La polanaise

Published on by Robert Greene

Ça y est- je suis un gros gourmand! Je l'assume. Quatre jours à peine depuis la dégustation du flan pâtissier, j'ai craqué pour un autre claissique, c'est fois-ci: la polonaise. À défaut d'autres classiques de la pâtisserie française (hormis ceux que j'avais déjà goûté, tels que le paris-brest et le mille-feuille), le choix de cette dernière a été beaucoup facilité.

La polanaiseLa polanaise

Par rapport à la forme, il s'agissait d'une polonaise revisitée. En effet, elle s'est ressemblée plutôt à un dessert  qu'à une pâtisserie. Toutefois, je l'ai trouvée très élégante. Elle m'a fait penser à une jolie fleur, notamment grâce aux amandes éffilées qui ont revêtu de petites pétales. De plus, j'ai bien aimé le petit carré de chocolat noir (fait-masion) sur lequel le nom de la  pâtisserie a été inscrit. Pour moi, celui-là a apporté une touche de finesse à la polonaise.

La polanaise
La polanaise

C'est au niveau gustaif que les choses se sont compliquées. Brioche imbibée de rhum, crème pâtissiere, fruits confits et meringue; voilà les ingrédients clés de la polonaise. Comme vous savez déjà (en supposant que vous avez lu mon dernier blog), le rhum n'est pas quelque chose qui m'emballe. En fait, je ne supporte pas du tout le goût de rhum! En revanche, j'adore la méringue. Depuis le côté crousillant à l'extérieur jusqu'au côté moeulleux à l'intérieur, du côté sucré au côté aéré, la méringue est sans doute l'un de mes desserts préférés. Par conséquent, je m'attendais à un bilan mitigé. Cependant, la dégustation a été loin de ce que j'avais imaginé!

La polanaise

Dans un premier temps, la meringue n'a pas été à la hauteur de mes attentes. Le côté croustillant a été bien présent, voir trop. En effet, j'ai eu l'impression d'avoir de petits morceaux de sucres entres les dents si comme on avait ajouté de la cassonade aux blancs d'oeufs! La texture en bouche a été si désagréable que j'ai eu du mal à apprécier le goût de la méringue. En revanche, la brioche imbibée de rhum m'a beaucoup plu! Qui l'aurait imaginé? Heureusment, le rhum n'a pas été trop puissant. En fait, il a été très subtil. De plus, la brioche a été très moeulleuse alors que les fruits confits ont apporté un côté croquant et sucré à la polonaise. Ainsi, tandis que la brioche m'a agréablement surpris, la méringue m'a décu.

La polanaise
La polanaise

Pour conclure, la polonaise a été une réussite au niveau visuel et une surprise au niveau gustatif (à la fois postive et négative). J'attribue donc 3,5 sur 5 à la polonaise. Vu que le rhum ne m'a pas déplu, je crois que je suis prêt à oser le baba au rhum!

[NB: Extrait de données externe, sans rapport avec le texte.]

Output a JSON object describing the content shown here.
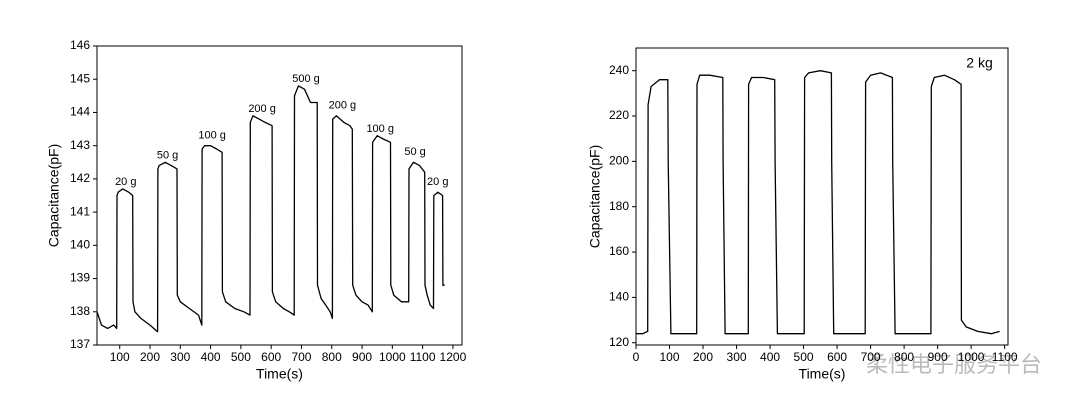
{
  "chart_data": [
    {
      "type": "line",
      "xlabel": "Time(s)",
      "ylabel": "Capacitance(pF)",
      "color": "#000000",
      "xlim": [
        25,
        1230
      ],
      "ylim": [
        137,
        146
      ],
      "xticks": [
        100,
        200,
        300,
        400,
        500,
        600,
        700,
        800,
        900,
        1000,
        1100,
        1200
      ],
      "yticks": [
        137,
        138,
        139,
        140,
        141,
        142,
        143,
        144,
        145,
        146
      ],
      "x": [
        25,
        40,
        60,
        80,
        90,
        91,
        95,
        110,
        130,
        143,
        144,
        150,
        170,
        200,
        225,
        226,
        230,
        250,
        270,
        289,
        290,
        300,
        330,
        360,
        371,
        372,
        380,
        400,
        420,
        438,
        439,
        450,
        480,
        510,
        530,
        531,
        540,
        560,
        580,
        603,
        604,
        615,
        640,
        660,
        676,
        677,
        690,
        710,
        730,
        752,
        753,
        765,
        780,
        795,
        802,
        803,
        815,
        840,
        860,
        868,
        869,
        880,
        900,
        920,
        934,
        935,
        950,
        970,
        994,
        995,
        1005,
        1030,
        1054,
        1055,
        1070,
        1090,
        1107,
        1108,
        1115,
        1125,
        1136,
        1137,
        1150,
        1166,
        1167,
        1173
      ],
      "values": [
        138.0,
        137.6,
        137.5,
        137.6,
        137.5,
        141.5,
        141.6,
        141.7,
        141.6,
        141.5,
        138.3,
        138.0,
        137.8,
        137.6,
        137.4,
        142.3,
        142.4,
        142.5,
        142.4,
        142.3,
        138.5,
        138.3,
        138.1,
        137.9,
        137.6,
        142.9,
        143.0,
        143.0,
        142.9,
        142.8,
        138.6,
        138.3,
        138.1,
        138.0,
        137.9,
        143.7,
        143.9,
        143.8,
        143.7,
        143.6,
        138.6,
        138.3,
        138.1,
        138.0,
        137.9,
        144.5,
        144.8,
        144.7,
        144.3,
        144.3,
        138.8,
        138.4,
        138.2,
        138.0,
        137.8,
        143.8,
        143.9,
        143.7,
        143.6,
        143.5,
        138.8,
        138.5,
        138.3,
        138.2,
        138.0,
        143.1,
        143.3,
        143.2,
        143.1,
        138.8,
        138.5,
        138.3,
        138.3,
        142.3,
        142.5,
        142.4,
        142.2,
        138.8,
        138.5,
        138.2,
        138.1,
        141.5,
        141.6,
        141.5,
        138.8,
        138.8
      ],
      "annotations": [
        {
          "text": "20 g",
          "x": 120,
          "y": 141.9
        },
        {
          "text": "50 g",
          "x": 258,
          "y": 142.7
        },
        {
          "text": "100 g",
          "x": 405,
          "y": 143.3
        },
        {
          "text": "200 g",
          "x": 570,
          "y": 144.1
        },
        {
          "text": "500 g",
          "x": 715,
          "y": 145.0
        },
        {
          "text": "200 g",
          "x": 835,
          "y": 144.2
        },
        {
          "text": "100 g",
          "x": 960,
          "y": 143.5
        },
        {
          "text": "50 g",
          "x": 1075,
          "y": 142.8
        },
        {
          "text": "20 g",
          "x": 1150,
          "y": 141.9
        }
      ]
    },
    {
      "type": "line",
      "xlabel": "Time(s)",
      "ylabel": "Capacitance(pF)",
      "color": "#000000",
      "xlim": [
        0,
        1110
      ],
      "ylim": [
        119,
        250
      ],
      "xticks": [
        0,
        100,
        200,
        300,
        400,
        500,
        600,
        700,
        800,
        900,
        1000,
        1100
      ],
      "yticks": [
        120,
        140,
        160,
        180,
        200,
        220,
        240
      ],
      "x": [
        0,
        20,
        35,
        36,
        45,
        70,
        95,
        96,
        104,
        105,
        140,
        181,
        182,
        190,
        220,
        259,
        260,
        266,
        267,
        300,
        335,
        336,
        345,
        380,
        414,
        415,
        422,
        423,
        460,
        502,
        503,
        515,
        550,
        583,
        584,
        590,
        591,
        640,
        684,
        685,
        700,
        730,
        765,
        766,
        773,
        774,
        820,
        880,
        881,
        890,
        920,
        950,
        970,
        971,
        985,
        1020,
        1060,
        1085
      ],
      "values": [
        124,
        124,
        125,
        225,
        233,
        236,
        236,
        200,
        124,
        124,
        124,
        124,
        234,
        238,
        238,
        237,
        200,
        124,
        124,
        124,
        124,
        234,
        237,
        237,
        236,
        200,
        124,
        124,
        124,
        124,
        237,
        239,
        240,
        239,
        200,
        124,
        124,
        124,
        124,
        235,
        238,
        239,
        237,
        200,
        124,
        124,
        124,
        124,
        233,
        237,
        238,
        236,
        234,
        130,
        127,
        125,
        124,
        125
      ],
      "annotations": [
        {
          "text": "2 kg",
          "x": 1025,
          "y": 243
        }
      ]
    }
  ],
  "watermark": "柔性电子服务平台"
}
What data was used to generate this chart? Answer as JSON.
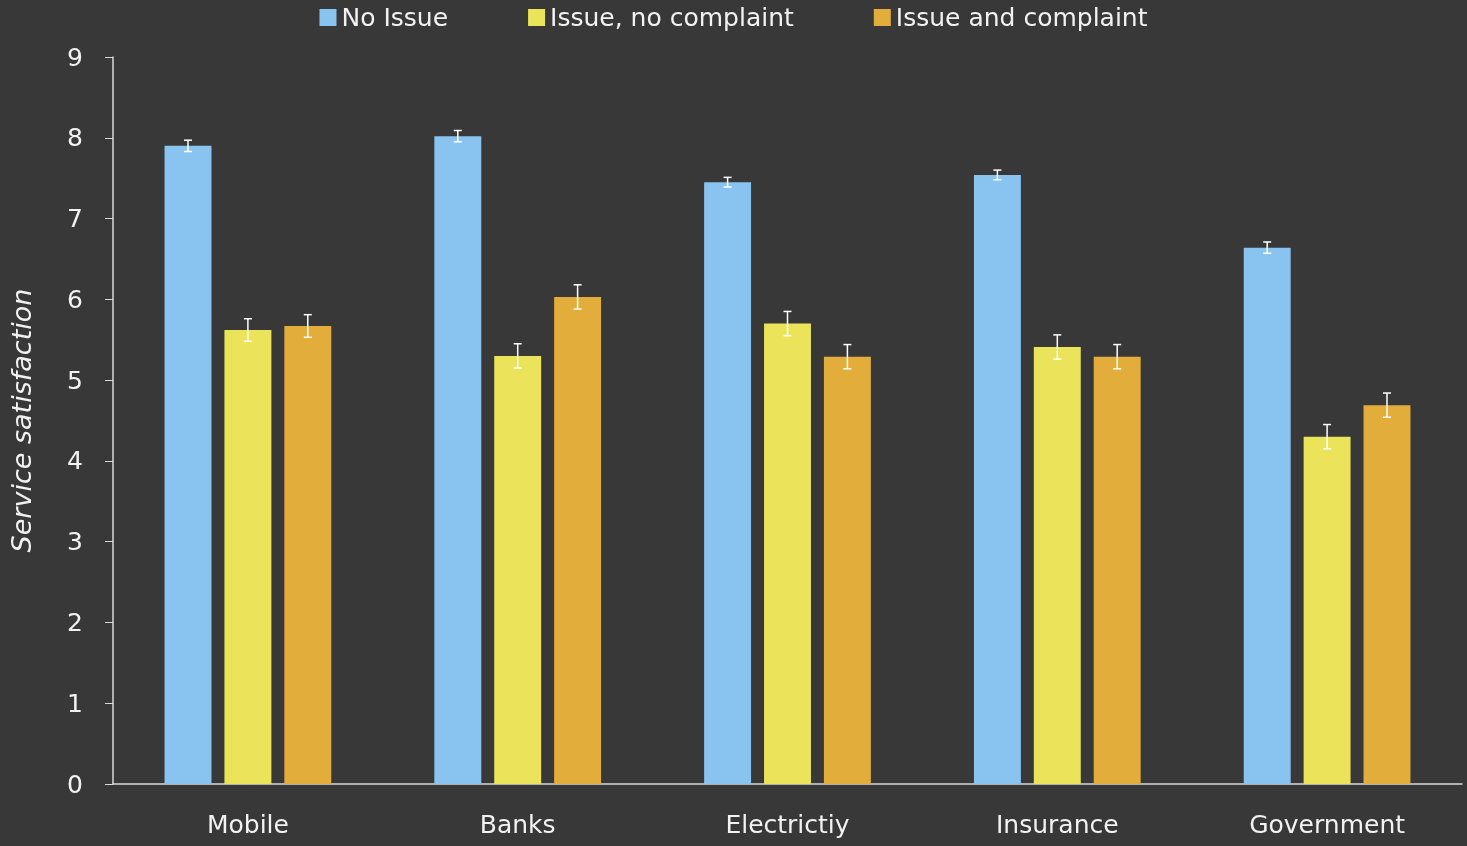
{
  "chart_data": {
    "type": "bar",
    "ylabel": "Service satisfaction",
    "categories": [
      "Mobile",
      "Banks",
      "Electrictiy",
      "Insurance",
      "Government"
    ],
    "series": [
      {
        "name": "No Issue",
        "color": "#89c4f0",
        "values": [
          7.9,
          8.02,
          7.45,
          7.54,
          6.64
        ],
        "errors": [
          0.07,
          0.07,
          0.06,
          0.06,
          0.07
        ]
      },
      {
        "name": "Issue, no complaint",
        "color": "#ebe45a",
        "values": [
          5.62,
          5.3,
          5.7,
          5.41,
          4.3
        ],
        "errors": [
          0.14,
          0.15,
          0.15,
          0.15,
          0.15
        ]
      },
      {
        "name": "Issue and complaint",
        "color": "#e2ad3b",
        "values": [
          5.67,
          6.03,
          5.29,
          5.29,
          4.69
        ],
        "errors": [
          0.14,
          0.15,
          0.15,
          0.15,
          0.15
        ]
      }
    ],
    "ylim": [
      0,
      9
    ],
    "yticks": [
      0,
      1,
      2,
      3,
      4,
      5,
      6,
      7,
      8,
      9
    ],
    "grid": false,
    "legend": "top"
  }
}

L'équipe de la pâtisserie de Demoncy-VergneL'équipe de la pâtisserie de Demoncy-Vergne
L'équipe de la pâtisserie de Demoncy-Vergne

L'équipe de la pâtisserie de Demoncy-Vergne

Notation : 3,5/5

Prix : 4€

Pâtisserie : Demoncy-Vergne, 10 Rue du Jourdain, 75020 Paris, France (anciennement connue La Pâtisserie de l'Eglise)

L'histoire de la Pâtisserie de l'Église

A défaut d'informations sur les origines de la polonaise, examinons l'histoire de la Pâtisserie de l'Église. En face de l'Église Saint Jean-Baptise, la Pâtisserie de l'Église a été fondée en 1887. Au milieu des années 60, Anne-Marie et son époux Pierre Demoncy se sont appropriés de la boutique.En 1983, ils l'ont rebaptisée à leur propre nom. Depuis lors, la firme familiale a beaucoup évolué. Aujourd'hui est n'est qu'une pâtisserie, mais aussi une chocolaterie, un glacier et un traiteur. Chez Demoncy-Vergne, chachun a son domaine d'expertise: Jean Claude Verge s'occupe de la pâtisserie; Clara, la fille d'Anne-Marie et Pierre, gère la partie traiteur; et Laurent, le fils du couple, est un chocolatier-glacier. Au fils des ans, la pâtisserie a gagné de nombreux prix pretigieux, y compris la meuilleure pâtisserie de Pairs (le guide Champerard 1998), la Coupe 2003 du meilleur éclair au chocolat et le premier prix au Concours national 2007 de la pièce montée.